A graduate of Stanford University—who also holds a master’s in Internet studies from Oxford University—Shih joined Google and later Salesforce.com, helping create the first generation of Web applications. In 2007, Shih developed the first social business application, Faceforce. Her book, “The Facebook Era: Tapping Online Social Networks to Market, Sell and Innovate,” has been featured in The New York Times and is now used as a marketing textbook at Harvard Business School.
In 2009, she and a college buddy, Steve Garrity, founded Hearsay Social, a social media platform designed to help financial services firms embrace what Shih calls “social selling.”
Shih achieved all of these accomplishments, mind you, by the ripe old age of 31.
“The way that today’s customer—retail and institutional—makes buying decisions is increasingly influenced by online and social media sources,” Shih, Hearsay Social’s CEO, told Investment Advisor in an interview. Clients’ “buying decisions have fundamentally shifted; the way that an advisor ‘sells’” must shift as well.

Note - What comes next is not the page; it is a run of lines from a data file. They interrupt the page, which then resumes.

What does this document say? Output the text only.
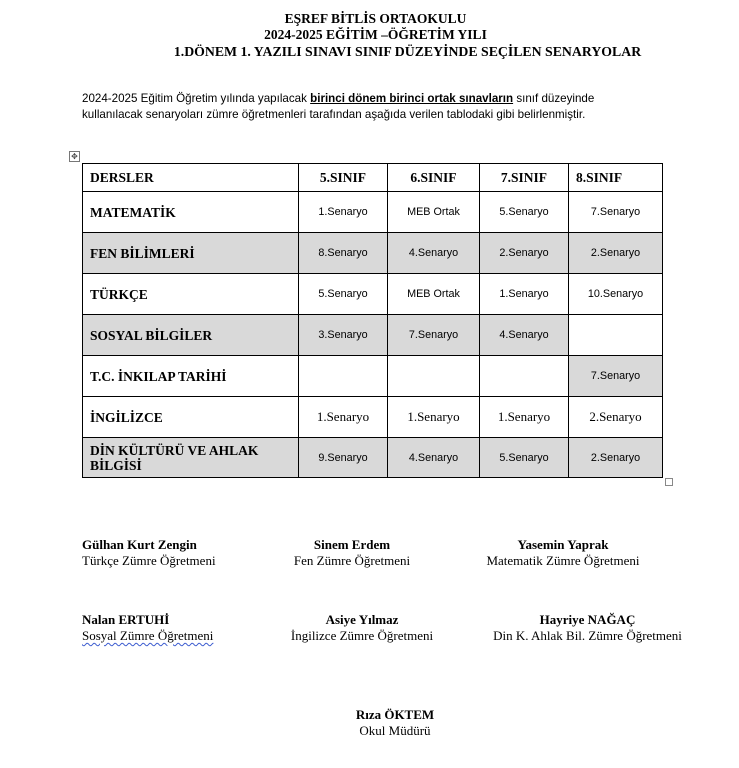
EŞREF BİTLİS ORTAOKULU
2024-2025 EĞİTİM –ÖĞRETİM YILI
1.DÖNEM 1. YAZILI SINAVI SINIF DÜZEYİNDE SEÇİLEN SENARYOLAR
2024-2025 Eğitim Öğretim yılında yapılacak birinci dönem birinci ortak sınavların sınıf düzeyinde
kullanılacak senaryoları zümre öğretmenleri tarafından aşağıda verilen tablodaki gibi belirlenmiştir.
✥
DERSLER	5.SINIF	6.SINIF	7.SINIF	8.SINIF
MATEMATİK	1.Senaryo	MEB Ortak	5.Senaryo	7.Senaryo
FEN BİLİMLERİ	8.Senaryo	4.Senaryo	2.Senaryo	2.Senaryo
TÜRKÇE	5.Senaryo	MEB Ortak	1.Senaryo	10.Senaryo
SOSYAL BİLGİLER	3.Senaryo	7.Senaryo	4.Senaryo	
T.C. İNKILAP TARİHİ				7.Senaryo
İNGİLİZCE	1.Senaryo	1.Senaryo	1.Senaryo	2.Senaryo
DİN KÜLTÜRÜ VE AHLAK BİLGİSİ	9.Senaryo	4.Senaryo	5.Senaryo	2.Senaryo
Gülhan Kurt Zengin
Türkçe Zümre Öğretmeni
Sinem Erdem
Fen Zümre Öğretmeni
Yasemin Yaprak
Matematik Zümre Öğretmeni
Nalan ERTUHİ
Sosyal Zümre Öğretmeni
Asiye Yılmaz
İngilizce Zümre Öğretmeni
Hayriye NAĞAÇ
Din K. Ahlak Bil. Zümre Öğretmeni
Rıza ÖKTEM
Okul Müdürü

Hearsay’s “role is to help advisors hone the right ‘trigger events’” that their clients tell them about via Facebook, Twitter or LinkedIn, such as the birth of a child, marriage or pending retirement—all “life events that push people to get financial help” with issues like college planning and wealth transfer, Shih said.

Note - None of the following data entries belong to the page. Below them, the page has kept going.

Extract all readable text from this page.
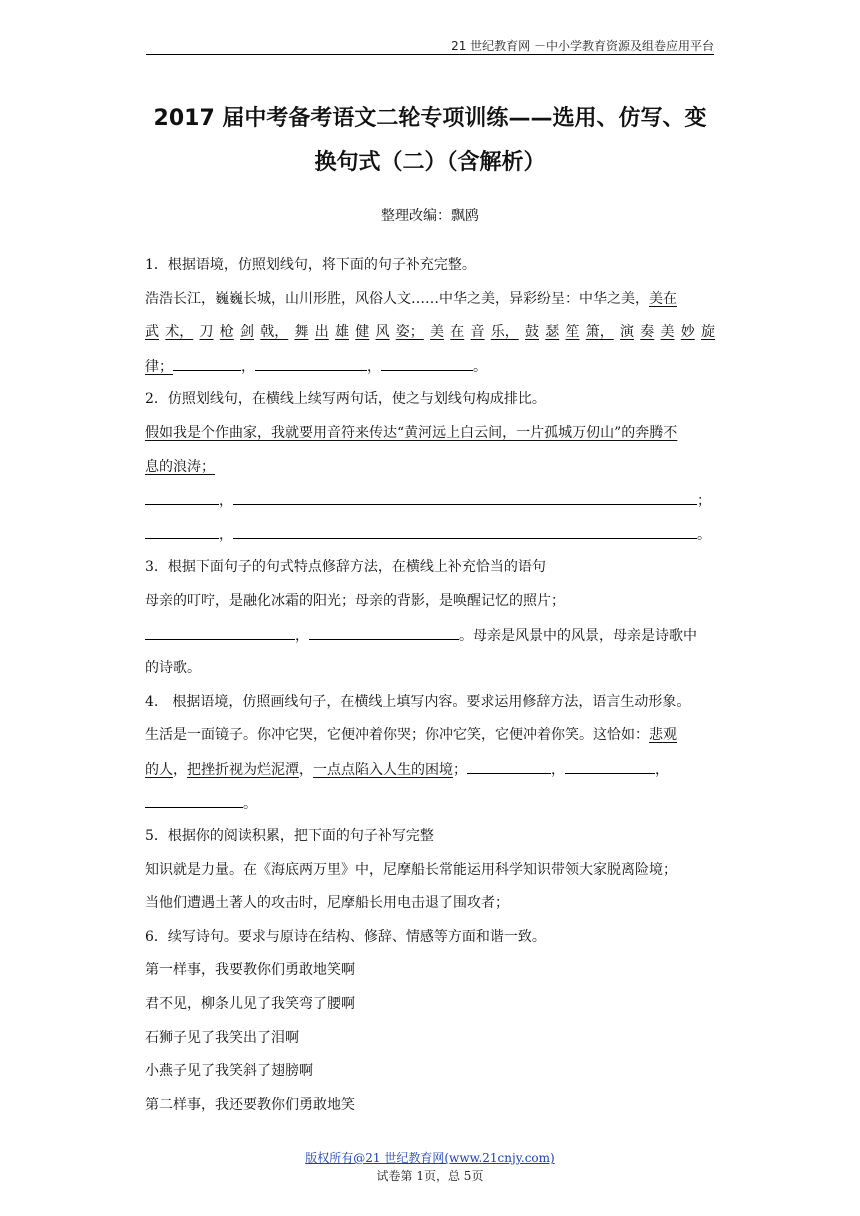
21 世纪教育网 －中小学教育资源及组卷应用平台
2017 届中考备考语文二轮专项训练——选用、仿写、变
换句式（二）（含解析）
整理改编：飘鸥
1．根据语境，仿照划线句，将下面的句子补充完整。
浩浩长江，巍巍长城，山川形胜，风俗人文……中华之美，异彩纷呈：中华之美，美在
武 术， 刀 枪 剑 戟， 舞 出 雄 健 风 姿； 美 在 音 乐， 鼓 瑟 笙 箫， 演 奏 美 妙 旋
律；	，	，	。
2．仿照划线句，在横线上续写两句话，使之与划线句构成排比。
假如我是个作曲家，我就要用音符来传达“黄河远上白云间，一片孤城万仞山”的奔腾不
息的浪涛；
，	；
，	。
3．根据下面句子的句式特点修辞方法，在横线上补充恰当的语句
母亲的叮咛，是融化冰霜的阳光；母亲的背影，是唤醒记忆的照片；
，	。母亲是风景中的风景，母亲是诗歌中
的诗歌。
4.　根据语境，仿照画线句子，在横线上填写内容。要求运用修辞方法，语言生动形象。
生活是一面镜子。你冲它哭，它便冲着你哭；你冲它笑，它便冲着你笑。这恰如：悲观
的人，把挫折视为烂泥潭，一点点陷入人生的困境；	，	，
。
5．根据你的阅读积累，把下面的句子补写完整
知识就是力量。在《海底两万里》中，尼摩船长常能运用科学知识带领大家脱离险境；
当他们遭遇土著人的攻击时，尼摩船长用电击退了围攻者；
6．续写诗句。要求与原诗在结构、修辞、情感等方面和谐一致。
第一样事，我要教你们勇敢地笑啊
君不见，柳条儿见了我笑弯了腰啊
石狮子见了我笑出了泪啊
小燕子见了我笑斜了翅膀啊
第二样事，我还要教你们勇敢地笑
版权所有@21 世纪教育网(www.21cnjy.com)
试卷第 1页，总 5页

“Clients are sharing these life events, or buying signals, on social media,” Shih continued, which creates the perfect “opportunity for advisors to personalize their message based on what’s happening in people’s lives.” Emails, she said, have become an “impersonal” way to reach clients, and “most emails don’t get opened.”
Shih and Hardeep Walia, CEO of Motif Investing, recently co-wrote in their blog for ThinkAdvisor.com that a survey by Cogent Research of 4,000 investors with more than $100,000 in investable assets found that 34% of the investors used social media to search for financial advice. “More to the point, the survey found that 70% of respondents started using a new advisor, or switched from an existing one, based on information from social media sites,” Shih and Walia wrote.
Of course, advisors’ regulatory and compliance concerns abound when it comes to social media, but Hearsay is there to help. As Shih and Walia wrote in their blog, while “there are big penalties” for firms and advisors that violate the rules governing issues like fiduciary duty, recommendations and record retention, “we have seen that many advisors are behaving too conservatively with social media—with some eschewing it altogether—because of vague and sometimes baseless fears about regulatory action. But that doesn’t mean you should avoid social media entirely. If you do, your current and potential new clients may find someone else with more social media savvy to work with instead.”
Hearsay’s success is also apparent in the new round of funding the company just received as well as the bevy of new financial services firms that have recently signed up as clients.